Note that this post highlights one of VocabularySpellingCity’s sisters: Science4Us. It is an early elementary science program.

Increasingly, principals and superintendents are  asking us  to help develop their teachers. We have always provided professional development to support our products but the requests we have been hearing over the last year are of a different order of magnitude. For example principal leaders are searching for strategies as opposed to basic pacing guides.

Rather theatrically, the  head of curriculum for elementary schools in one of the larger school districts told us: “Our core problem is developing our teaching staff. If you can help us meaningfully develop our human capital, lets talk. Otherwise, we just don’t need any more curriculum or teaching tools. Our teachers are the problem and opportunity, lets focus on them.”

Fortunately, we have a great approach to training teachers both on best practices as well as how our products help teachers implement these both practices. We provide this training both with our own great trainers and through  embedded PD to help move them along.  To be honest, teaching teachers is not rocket science. In fact, teaching teachers is in some ways best accomplishment using the same educational techniques that we use to teach students.

 

We often use the same principles that we generally deploy for education.  For example, lets look at how we help K-2nd teachers get ready to upgrade their science education. This is part of our Science4Us program for K-2nd.

Let’s first be frank about primary teachers and their science teaching skills. Most teachers who focus on the primary grades are not that big into science. And while they often have a few  experiments or demos that they like to do in science, most of them lack fluency with the basic science concepts and are somewhat disconcerted by the newly adopted science standards over the last few years.

So where do we start?  First, we get back to basics.  We engage prior knowledge and often get them hands-on right at the start.  Boy, do they like it! We make PD fun and engaging.   We want to make sure that we model the same hands-on approach that we hope our teachers will use with their students.  With onsite PD, teachers complete investigations, art connections and literacy activities that are directly aligned to their current pacing guides.  This will enable them to go right back to their classrooms with their new knowledge.  Teachers are then given an opportunity to work with the PD team as they sort through many games and stories that can be easily assigned to students to further enhance their learning.

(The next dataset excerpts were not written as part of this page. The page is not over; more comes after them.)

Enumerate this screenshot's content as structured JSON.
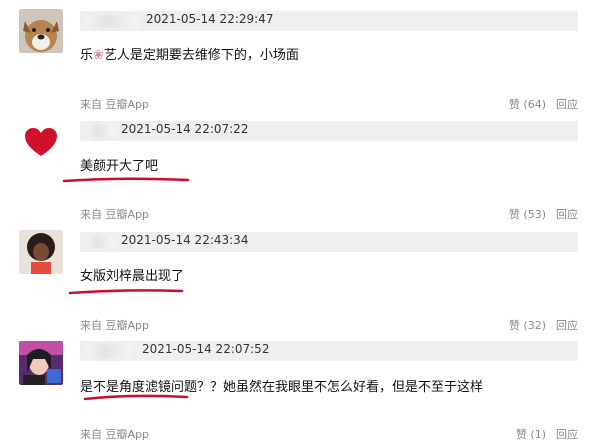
{
  "comments": [
    {
      "avatar": "dog-avatar",
      "timestamp": "2021-05-14 22:29:47",
      "text_before": "乐",
      "flower": "❀",
      "text_after": "艺人是定期要去维修下的，小场面",
      "source": "来自 豆瓣App",
      "likes": "赞 (64)",
      "reply": "回应"
    },
    {
      "avatar": "heart-avatar",
      "timestamp": "2021-05-14 22:07:22",
      "text": "美颜开大了吧",
      "source": "来自 豆瓣App",
      "likes": "赞 (53)",
      "reply": "回应"
    },
    {
      "avatar": "person-avatar",
      "timestamp": "2021-05-14 22:43:34",
      "text": "女版刘梓晨出现了",
      "source": "来自 豆瓣App",
      "likes": "赞 (32)",
      "reply": "回应"
    },
    {
      "avatar": "girl-avatar",
      "timestamp": "2021-05-14 22:07:52",
      "text": "是不是角度滤镜问题？？她虽然在我眼里不怎么好看，但是不至于这样",
      "source": "来自 豆瓣App",
      "likes": "赞 (1)",
      "reply": "回应"
    }
  ],
  "colors": {
    "underline": "#c8102e",
    "bar": "#eef0ee"
  }
}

In terms of literacy, LearningCity has two programs to help elementary language arts programs.  In each case, we find that bringing the teachers into the vision has enormous pays offs in terms of improving their elementary languages arts programs.

Lets start with vocabulary study and how VocabularySpellingCity, when used properly, improves reading comprehension scores by over 20%. And it does so with no additional study time and without a major investment. Here’s why: Most elementary teachers are already doing a great job of teaching vocabulary words. They know this because every week their students learn a lot of new words.  But these same teachers are unable to get their students to retain this vocabulary so that it enters the long term vocabulary of their students.  The problem is that the teachers are trying to follow the breakneck pace for delivering curriculum without any attention to having a retention cycle for vocabulary.  This can make all the difference in whether students actually accumulate enough vocabulary and fluency with the vocabulary to be effective readers.

Vocabulary weakness is the primary problem with student reading comprehension.  The key here is for teachers to understand how students actually master vocabulary. It’s not from studying it from one week or encountering the word just in teaching.  For most students retain words it requires 12-14 encounters with a word over four to six weeks and in a variety of modes: an interdisciplinary approach to learning vocabulary.